Les Flandres, 1916
C'est ainsi que Joseph vit se lever une aube
olivâtre sur la plaine d'Ypres.
Dieu, ce matin-là, était avec eux. Le vent complice poussait la
brume verte en direction des lignes françaises, pesamment
plaquée au sol, grand corps mou
épousant les moindres aspérités du terrain, s'engouffrant dans
les cratères, avalant les bosses et les frises de barbelés,
marée verticale comme celle en mer
Rouge qui engloutit les chars de l'armée du pharaon. L'officier ordonna
d'ouvrir le feu. Il présumait que derrière ce leurre se
dissimulait une attaque d'envergure. C'était sans doute la
première fois qu'on cherchait à tuer le vent. La fusillade
libéra les esprits sans freiner la progression de l'immense
nappe bouillonnante, méthodique, inexorable. Et, maintenant
qu'elle était proche à les toucher, levant devant leurs yeux effarés un bras dérisoire
pour s'en protéger, les hommes se demandaient quelle nouvelle
cruauté on avait encore inventée pour leur malheur. Les
premiers filets de gaz se déversèrent dans la tranchée.
Voilà. La
Terre n'était plus cette uniforme et magnifique boule
bleue que l'on admire du fond de l'univers. Au-dessus d'Ypres
s'étalait une horrible tache verdâtre. Oh, bien sûr, l'aube de
méthane
des premiers matins du monde n'était pas hospitalière, ce bleu
qu'on nous envie, lumière solaire à nos yeux diffractée, pas
plus que nos vies n'est éternel. Il virera selon les saisons de
la nature et l'inclémence des hommes au pourpre ou au safran,
mais cette coloration pistache le long de l'Yser relevait, elle,
d'une intention maléfique.
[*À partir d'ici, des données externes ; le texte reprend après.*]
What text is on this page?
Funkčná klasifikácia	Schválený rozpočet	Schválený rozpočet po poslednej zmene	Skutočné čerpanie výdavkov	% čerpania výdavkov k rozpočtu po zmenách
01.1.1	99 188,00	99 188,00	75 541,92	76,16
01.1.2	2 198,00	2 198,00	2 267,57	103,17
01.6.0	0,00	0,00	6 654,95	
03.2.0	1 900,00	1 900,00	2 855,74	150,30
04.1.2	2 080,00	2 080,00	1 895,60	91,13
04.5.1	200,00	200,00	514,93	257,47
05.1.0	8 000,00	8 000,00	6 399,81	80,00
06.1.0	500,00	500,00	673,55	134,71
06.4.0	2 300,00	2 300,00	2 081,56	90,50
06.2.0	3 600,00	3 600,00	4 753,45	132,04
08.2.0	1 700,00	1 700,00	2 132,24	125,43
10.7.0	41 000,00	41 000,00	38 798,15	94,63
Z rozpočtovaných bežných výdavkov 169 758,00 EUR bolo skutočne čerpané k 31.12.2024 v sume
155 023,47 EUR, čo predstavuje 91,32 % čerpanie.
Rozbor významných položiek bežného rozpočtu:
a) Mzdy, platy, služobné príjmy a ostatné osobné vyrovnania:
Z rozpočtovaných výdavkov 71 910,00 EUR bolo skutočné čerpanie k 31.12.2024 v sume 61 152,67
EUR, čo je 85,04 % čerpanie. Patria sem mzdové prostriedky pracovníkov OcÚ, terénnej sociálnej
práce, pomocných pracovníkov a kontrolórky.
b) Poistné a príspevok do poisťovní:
Maintenant, le brouillard chloré
rampe dans le lacis des boyaux, s'infiltre dans les abris (de
simples planches à cheval sur la tranchée), se niche dans les
trous de fortune, s'insinue entre les cloisons rudimentaires des
casemates, plonge au fond des chambres
souterraines jusque-là préservées des obus, souille le
ravitaillement et les réserves d'eau, occupe sans répit
l'espace, si bien que la recherche frénétique d'une bouffée
d'air pur est désespérément vaine, confine à la folie dans
des souffrances atroces. Le premier réflexe est d'enfouir le nez dans la vareuse, mais
la provision d'oxygène y est si réduite qu'elle s'épuise en
trois inspirations. Il faut ressortir la tête et, après de
longues secondes d'apnée,
inhaler l'horrible mixture. Nous n'avons jamais vraiment écouté
ces vieillards de vingt ans dont le témoignage nous aiderait à
remonter les chemins de l'horreur : l'intolérable brûlure aux
yeux, au nez, à la gorge,
de suffocantes douleurs dans la poitrine, une toux violente qui
déchire la plèvre et les bronches, amène une bave de sang aux lèvres, le corps plie
en deux secoué d'âcres vomissements, écroulés recroquevillés
que la mort ramassera
bientôt, piétinés par les plus vaillants qui tentent, mains au rebord de la tranchée,
de se hisser au-dehors, de s'extraire de ce grouillement d'
humains, mais les pieds s'emmêlent dans les fils téléphoniques
agrafés le long de la paroi, et l'éboulement qui s'ensuit
provoque la réapparition par morceaux des cadavres de l'automne
sommairement enterrés dans le parapet, et à peine en surface
c'est la pénible course à travers la brume verte et l'infect
marigot une jambe soudain aspirée dans une chape de glaise
molle, et l'effort pour l'en retirer sollicite violemment les
poumons, les chutes dans
les flaques nauséabondes, pieds et mains
gainés d'une boue glaciaire, le corps toujours secoué de râles
brûlants, et, quand enfin la nappe est dépassée - ô fraîche
transparence de l'air, les vieilles recettes de la guerre par un
bombardement intensif fauchent les rescapés. Seuls les très
chanceux atteignent les lignes arrières. Joseph est de ceux-là
- ou cueilli pas si loin qu'un anonyme ggrand de coeur ramène à couvert - mais
son état inspire l'inquiétude : lésions profondes, amputation
probable d'un poumon. On le
dirige sur Tours, ce qui
n'est pas bon signe. Il voit qu'il se rapproche de sa maison, que
pour lui la guerre est finie. Il trouve même la force
d'acquiescer quand son mal fait des envieux. Les valides qui ne
savent pas donneraient volontiers un poumon
sur la promesse de ces femmes qui vont le dorloter.